Im Erbscheinverfahren wird die Echtheit des Testaments bestritten – Wer trägt die Kosten für ein vom Gericht eingeholtes Gutachten eines Schriftsachverständigen?
OLG Bamberg – Beschluss vom 10.01.2022 – 2 W 30/21
- Erblasser kann nur schlecht lesen und schreiben
- Verwandte des Erblassers zweifelt im Erbscheinverfahren die Echtheit eines Testaments an
- Nachlassgericht beauftragt einen Gutachter – Die Kosten für das Gutachten soll die Verwandte des Erblassers tragen
Das Oberlandesgericht Bamberg hatte über die Frage zu entscheiden, wer die Kosten für ein Gerichtsgutachten über die Echtheit eines Testaments zu übernehmen hat.
In der Angelegenheit war ein kinderloser und unverheirateter Erblasser im Dezember 2020 verstorben.
Der Erblasser war durchaus vermögend und hinterließ Geldvermögen in Höhe von rund 145.000 Euro und Grundbesitz.
Erblasser ist im Lesen und Schreiben nicht geübt
Der Erblasser konnte nur eingeschränkt lesen und schreiben.
In den Unterlagen des Erblassers fanden sich nach seinem Ableben lediglich Schriftstücke, die weitgehend aus einzelnen Wörtern im Rahmen von Notizen und vom Erblasser geleisteten Unterschriften bestanden, wobei letztere stets in Druckschrift verfasst waren.
Ein vom Gericht eingesetzter Nachlasspfleger fand allerdings nach dem Erbfall in einem unverschlossenen Briefumschlag ein unterschriebenes Testament, das folgenden Inhalt hatte:
Testament den 13.12.2020
Ich … … möchte nach meinem Tod, dass der Nachlass an … (E1) u … (E2) geht.
Die in diesem Testament als Erben E1 und E2 benannten Personen hatten den Erblasser zu Lebzeiten bei der Bewältigung des Alltags unterstützt.
Testamentserben beantragen einen Erbschein
Die beiden im Testament genannten Erben beantragten dann auch, gestützt auf das Testament, bei dem zuständigen Nachlassgericht einen Erbschein zu je ½.
Eine entfernt mit dem Erblasser Verwandte machte daraufhin allerdings gegenüber dem Nachlassgericht Bedenken hinsichtlich der Urheberschaft an dem Testament geltend.
Die Verwandte des Erblassers teilte dem Nachlassgericht mit, dass das Testament nicht dem ungeübten Schreibstil des Erblassers entspreche.
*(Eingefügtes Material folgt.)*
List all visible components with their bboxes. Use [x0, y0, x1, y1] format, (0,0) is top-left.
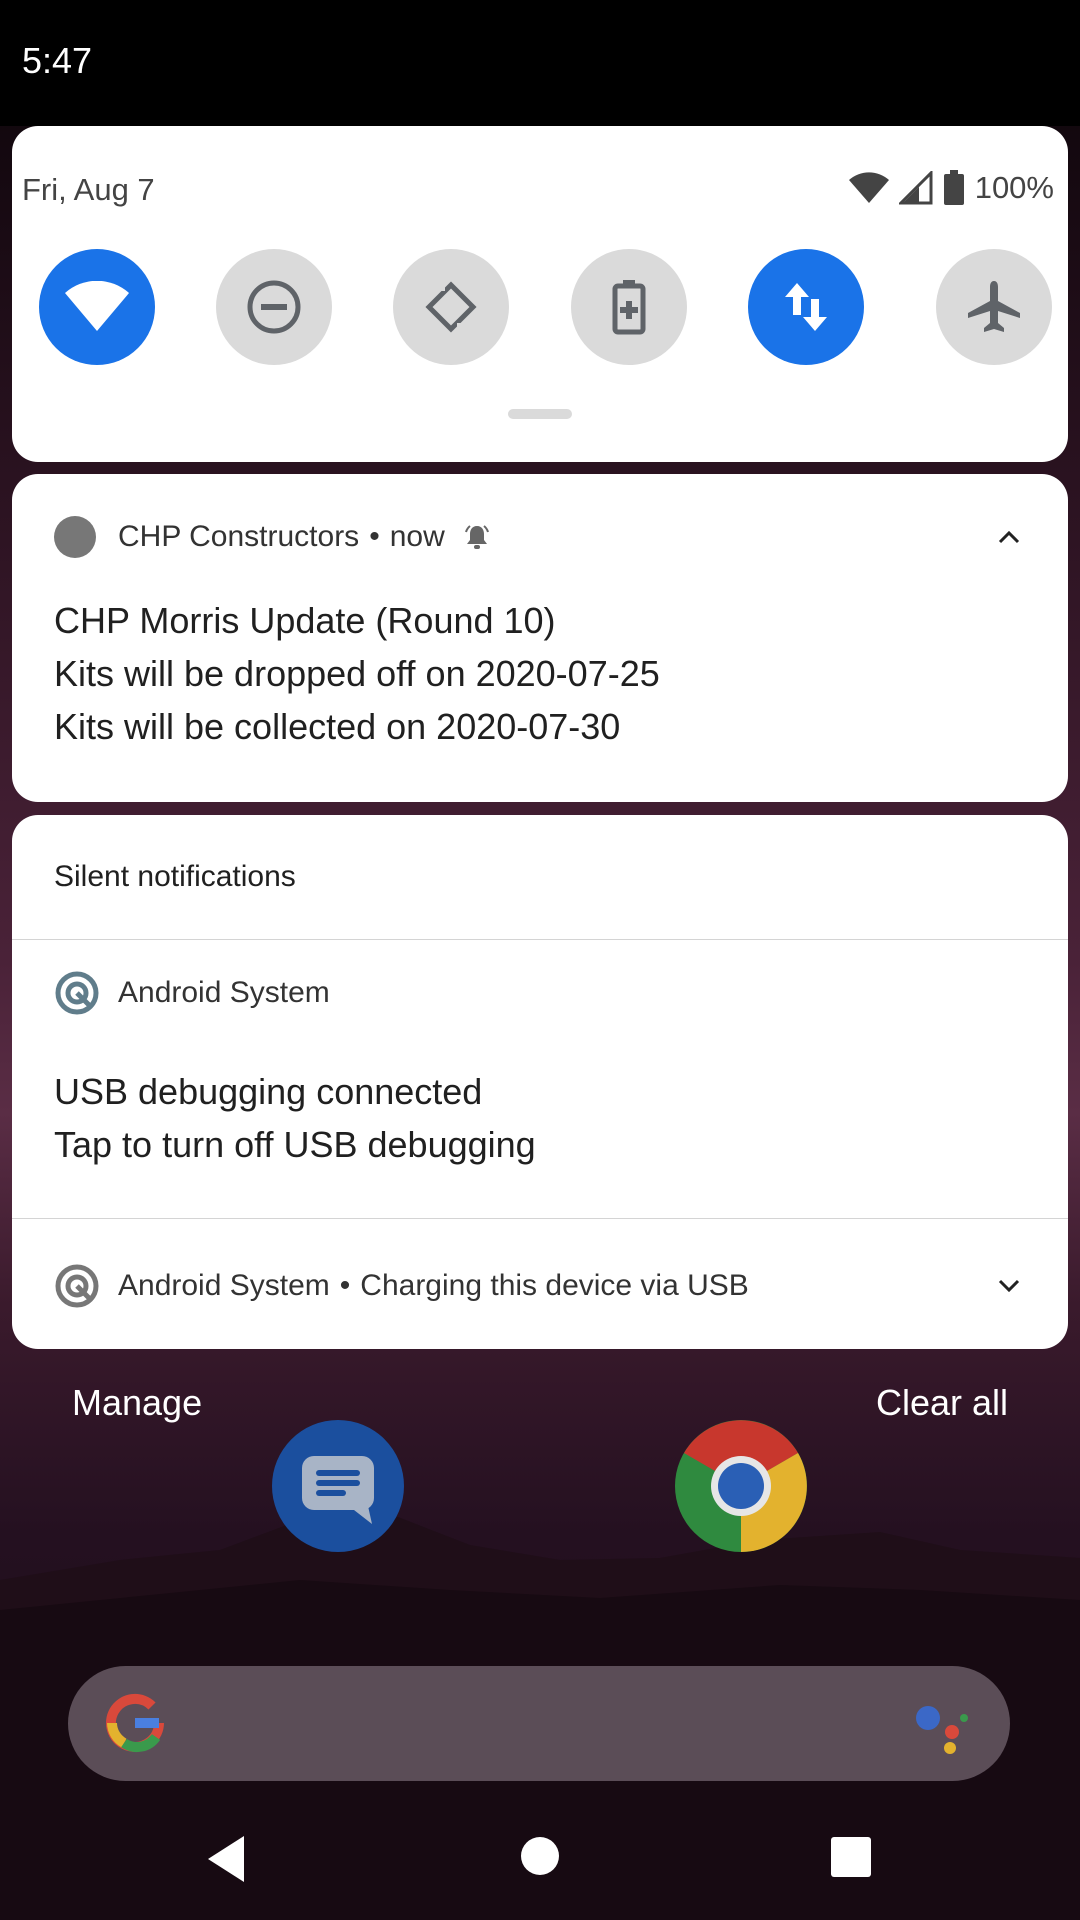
- airplane-mode-tile[interactable]: [936, 249, 1052, 365]
- qs-drag-handle[interactable]: [508, 409, 572, 419]
- silent-notifications-card: Silent notifications Android System USB …: [12, 815, 1068, 1349]
- battery-icon: [943, 170, 964, 205]
- silent-notifications-header: Silent notifications: [54, 860, 296, 893]
- chevron-down-icon: [998, 1279, 1020, 1293]
- battery-saver-tile[interactable]: [571, 249, 687, 365]
- notification-usb-charging[interactable]: Android System • Charging this device vi…: [12, 1219, 1068, 1349]
- google-search-bar[interactable]: [68, 1666, 1010, 1781]
- do-not-disturb-tile[interactable]: [216, 249, 332, 365]
- wifi-icon: [65, 281, 129, 331]
- alert-bell-icon: [464, 525, 489, 549]
- qs-tiles-row: [39, 249, 1052, 365]
- airplane-mode-icon: [968, 281, 1020, 332]
- notification-card-chp[interactable]: CHP Constructors • now CHP Morris Update…: [12, 474, 1068, 802]
- auto-rotate-icon: [425, 281, 477, 333]
- home-button[interactable]: [520, 1834, 560, 1878]
- android-system-icon: [55, 1264, 99, 1308]
- quick-settings-panel: Fri, Aug 7 100%: [12, 126, 1068, 462]
- wifi-signal-icon: [848, 172, 889, 203]
- notification-app-name: CHP Constructors: [118, 520, 360, 553]
- messages-app-icon[interactable]: [272, 1420, 404, 1552]
- google-g-icon: [106, 1693, 164, 1753]
- clear-all-button[interactable]: Clear all: [876, 1382, 1008, 1424]
- notification-header: Android System • Charging this device vi…: [54, 1263, 749, 1309]
- expand-button[interactable]: [986, 1263, 1032, 1309]
- notification-title: CHP Morris Update (Round 10): [54, 600, 556, 641]
- separator-dot: •: [369, 520, 380, 553]
- back-button[interactable]: [204, 1834, 248, 1884]
- chrome-app-icon[interactable]: [675, 1420, 807, 1552]
- notification-body: USB debugging connected Tap to turn off …: [54, 1065, 536, 1171]
- app-icon: [54, 516, 96, 558]
- notification-body: CHP Morris Update (Round 10) Kits will b…: [54, 594, 660, 753]
- notification-line: Kits will be collected on 2020-07-30: [54, 706, 621, 747]
- separator-dot: •: [339, 1269, 351, 1302]
- notification-header: CHP Constructors • now: [54, 514, 491, 560]
- notification-summary: Charging this device via USB: [360, 1269, 749, 1302]
- qs-date[interactable]: Fri, Aug 7: [22, 172, 155, 208]
- notification-time: now: [389, 520, 445, 553]
- manage-button[interactable]: Manage: [72, 1382, 202, 1424]
- status-bar: 5:47: [0, 0, 1080, 126]
- do-not-disturb-icon: [247, 280, 301, 334]
- notification-app-name: Android System: [118, 976, 330, 1009]
- wifi-tile[interactable]: [39, 249, 155, 365]
- android-system-icon: [55, 971, 99, 1015]
- collapse-button[interactable]: [986, 514, 1032, 560]
- battery-percent: 100%: [974, 170, 1054, 205]
- auto-rotate-tile[interactable]: [393, 249, 509, 365]
- mobile-data-icon: [785, 283, 827, 331]
- notification-title: USB debugging connected: [54, 1071, 483, 1112]
- recents-button[interactable]: [830, 1836, 872, 1878]
- notification-header: Android System: [54, 970, 330, 1016]
- notification-line: Kits will be dropped off on 2020-07-25: [54, 653, 660, 694]
- notification-text: Tap to turn off USB debugging: [54, 1124, 536, 1165]
- status-clock: 5:47: [22, 40, 93, 81]
- chevron-up-icon: [998, 530, 1020, 544]
- battery-saver-icon: [612, 280, 646, 335]
- notification-app-name: Android System: [118, 1269, 330, 1302]
- assistant-icon[interactable]: [912, 1696, 972, 1756]
- qs-status-icons: 100%: [848, 166, 1054, 210]
- mobile-data-tile[interactable]: [748, 249, 864, 365]
- cell-signal-icon: [898, 171, 933, 205]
Dies ergebe sich auch aus einem Vergleich mit der Verwandten vorliegenden Schriftproben.
Nachlassgericht beauftragt einen Gutachter
Zur Klärung der Urheberschaft an dem Testament schaltete das Nachlassgericht daraufhin einen Schriftsachverständigen ein.
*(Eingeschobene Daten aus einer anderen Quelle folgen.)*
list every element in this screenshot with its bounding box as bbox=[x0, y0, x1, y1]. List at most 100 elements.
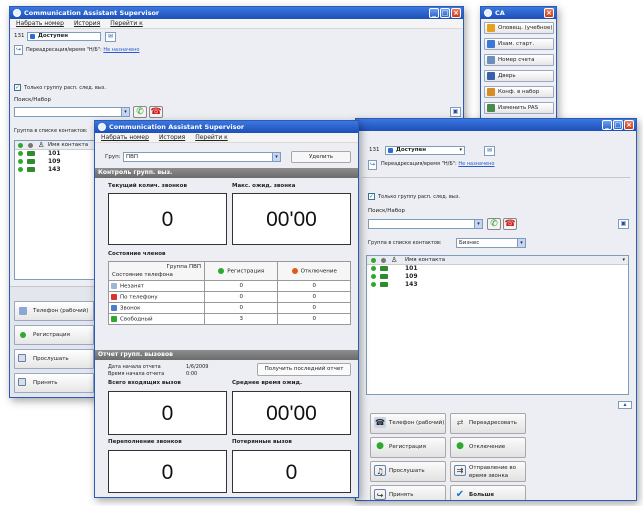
right-forward-link[interactable]: Не назначено bbox=[458, 161, 494, 167]
right-group-select[interactable]: Бизнес ▾ bbox=[456, 238, 526, 248]
right-forward-button[interactable]: ⇄ Переадресовать bbox=[450, 413, 526, 434]
control-section-header: Контроль групп. выз. bbox=[95, 168, 358, 178]
right-contacts-header: Имя контакта bbox=[405, 257, 446, 263]
send-icon: ⇉ bbox=[454, 465, 466, 476]
right-forward-label: Переадресация/время "Н/Б": bbox=[381, 161, 457, 167]
menu-dial[interactable]: Набрать номер bbox=[101, 133, 149, 142]
contact-name: 143 bbox=[48, 166, 61, 173]
menu-goto[interactable]: Перейти к bbox=[110, 19, 143, 28]
maximize-icon[interactable]: □ bbox=[613, 120, 623, 130]
max-wait-value: 00'00 bbox=[232, 193, 351, 245]
group-header: Группа ПВП bbox=[166, 264, 201, 270]
mini-conference-button[interactable]: Конф. в набор bbox=[484, 86, 554, 98]
right-message-icon[interactable]: ✉ bbox=[484, 146, 495, 156]
status-icon bbox=[371, 282, 376, 287]
back-hangup-icon[interactable]: ☎ bbox=[149, 106, 163, 118]
app-icon bbox=[484, 9, 492, 17]
menu-history[interactable]: История bbox=[74, 19, 100, 28]
right-contact-list: ♙ Имя контакта ▾ 101 109 143 bbox=[366, 255, 629, 395]
phone-icon bbox=[27, 167, 35, 172]
chevron-down-icon[interactable]: ▾ bbox=[121, 108, 129, 116]
report-date-value: 1/6/2009 bbox=[186, 364, 209, 370]
right-listen-button[interactable]: ♫ Прослушать bbox=[370, 461, 446, 482]
close-icon[interactable]: × bbox=[544, 8, 554, 18]
chevron-down-icon[interactable]: ▾ bbox=[272, 153, 280, 161]
state-header: Состояние телефона bbox=[112, 272, 173, 278]
right-phone-work-button[interactable]: ☎ Телефон (рабочий) bbox=[370, 413, 446, 434]
table-row: Свободный 3 0 bbox=[108, 313, 351, 325]
mini-alert-button[interactable]: Оповещ. (учебное) bbox=[484, 22, 554, 34]
maximize-icon[interactable]: □ bbox=[440, 8, 450, 18]
right-contact-card-icon[interactable]: ▣ bbox=[618, 219, 629, 229]
right-contact-row[interactable]: 101 bbox=[367, 265, 628, 273]
phone-icon bbox=[380, 266, 388, 271]
right-contact-row[interactable]: 143 bbox=[367, 281, 628, 289]
person-icon: ♙ bbox=[38, 141, 45, 149]
menu-history[interactable]: История bbox=[159, 133, 185, 142]
mini-door-button[interactable]: Дверь bbox=[484, 70, 554, 82]
right-collapse-icon[interactable]: ▴ bbox=[618, 401, 632, 409]
report-time-label: Время начала отчета bbox=[108, 371, 165, 377]
back-accept-button[interactable]: Принять bbox=[14, 373, 94, 393]
mini-alert-label: Оповещ. (учебное) bbox=[498, 25, 553, 31]
close-icon[interactable]: × bbox=[451, 8, 461, 18]
back-phone-work-button[interactable]: Телефон (рабочий) bbox=[14, 301, 94, 321]
overflow-value: 0 bbox=[108, 450, 227, 493]
back-search-input[interactable]: ▾ bbox=[14, 107, 130, 117]
back-window-titlebar: Communication Assistant Supervisor _ □ × bbox=[10, 7, 463, 19]
mini-start-button[interactable]: Изам. старт. bbox=[484, 38, 554, 50]
right-only-group-checkbox[interactable]: ✓ bbox=[368, 193, 375, 200]
back-listen-button[interactable]: Прослушать bbox=[14, 349, 94, 369]
back-forward-icon[interactable]: ↪ bbox=[14, 45, 23, 55]
right-contact-row[interactable]: 109 bbox=[367, 273, 628, 281]
back-message-icon[interactable]: ✉ bbox=[105, 32, 116, 42]
register-icon: ● bbox=[376, 441, 384, 451]
close-icon[interactable]: × bbox=[624, 120, 634, 130]
back-only-group-checkbox[interactable]: ✓ bbox=[14, 84, 21, 91]
phone-icon bbox=[380, 274, 388, 279]
last-report-button[interactable]: Получить последний отчет bbox=[257, 363, 351, 376]
row-label: Звонок bbox=[108, 302, 205, 314]
right-only-group-label: Только группу расп. след. выз. bbox=[378, 194, 461, 200]
registration-icon bbox=[218, 267, 225, 274]
right-register-button[interactable]: ● Регистрация bbox=[370, 437, 446, 458]
phone-icon bbox=[27, 159, 35, 164]
right-register-label: Регистрация bbox=[389, 444, 426, 450]
back-contact-card-icon[interactable]: ▣ bbox=[450, 107, 461, 117]
minimize-icon[interactable]: _ bbox=[602, 120, 612, 130]
right-more-button[interactable]: ✔ Больше bbox=[450, 485, 526, 500]
back-forward-link[interactable]: Не назначено bbox=[103, 47, 139, 53]
menu-dial[interactable]: Набрать номер bbox=[16, 19, 64, 28]
account-icon bbox=[487, 56, 495, 64]
right-disconnect-label: Отключение bbox=[469, 444, 506, 450]
right-send-during-call-button[interactable]: ⇉ Отправление во время звонка bbox=[450, 461, 526, 482]
right-forward-icon[interactable]: ↪ bbox=[368, 160, 377, 170]
minimize-icon[interactable]: _ bbox=[429, 8, 439, 18]
back-presence-select[interactable]: Доступен bbox=[27, 32, 101, 41]
group-select[interactable]: ПВП ▾ bbox=[123, 152, 281, 162]
chevron-down-icon[interactable]: ▾ bbox=[517, 239, 525, 247]
mini-pas-label: Изменить PAS bbox=[498, 105, 539, 111]
chevron-down-icon[interactable]: ▾ bbox=[474, 220, 482, 228]
table-row: Незанят 0 0 bbox=[108, 280, 351, 292]
right-search-input[interactable]: ▾ bbox=[368, 219, 483, 229]
mini-pas-button[interactable]: Изменить PAS bbox=[484, 102, 554, 114]
right-accept-button[interactable]: ↪ Принять bbox=[370, 485, 446, 500]
right-presence-select[interactable]: Доступен ▾ bbox=[385, 146, 465, 155]
lost-label: Потерянные вызов bbox=[232, 439, 292, 445]
right-hangup-icon[interactable]: ☎ bbox=[503, 218, 517, 230]
row-label-text: По телефону bbox=[120, 294, 158, 301]
right-call-icon[interactable]: ✆ bbox=[487, 218, 501, 230]
contact-name: 143 bbox=[405, 281, 418, 288]
status-col-icon bbox=[371, 258, 376, 263]
menu-goto[interactable]: Перейти к bbox=[195, 133, 228, 142]
mini-account-button[interactable]: Номер счета bbox=[484, 54, 554, 66]
right-forward-label-btn: Переадресовать bbox=[469, 420, 517, 426]
exit-button[interactable]: Уделить bbox=[291, 151, 351, 163]
report-time-row: Время начала отчета 0:00 bbox=[108, 371, 197, 377]
right-disconnect-button[interactable]: ● Отключение bbox=[450, 437, 526, 458]
chevron-down-icon[interactable]: ▾ bbox=[622, 256, 625, 265]
forward-arrows-icon: ⇄ bbox=[456, 418, 464, 427]
back-call-icon[interactable]: ✆ bbox=[133, 106, 147, 118]
back-register-button[interactable]: Регистрация bbox=[14, 325, 94, 345]
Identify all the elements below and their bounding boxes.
Dieser Sachverständige kam in der Folge zu dem Ergebnis, dass das Testament mit sehr hoher Wahrscheinlichkeit vom Erblasser geschrieben worden sei und keine Nachahmung vorliege.
Für dieses Gutachten stellte der Sachverständige eine Rechnung in Höhe von 1.741,45 Euro.
Der Erbschein wird erteilt – Die Kosten werden verteilt
Der von den Erben beantragte Erbschein wurde daraufhin erteilt.
Zu den entstandenen Verfahrenskosten entschied das Nachlassgericht, dass sie von den Erben zu übernehmen seien.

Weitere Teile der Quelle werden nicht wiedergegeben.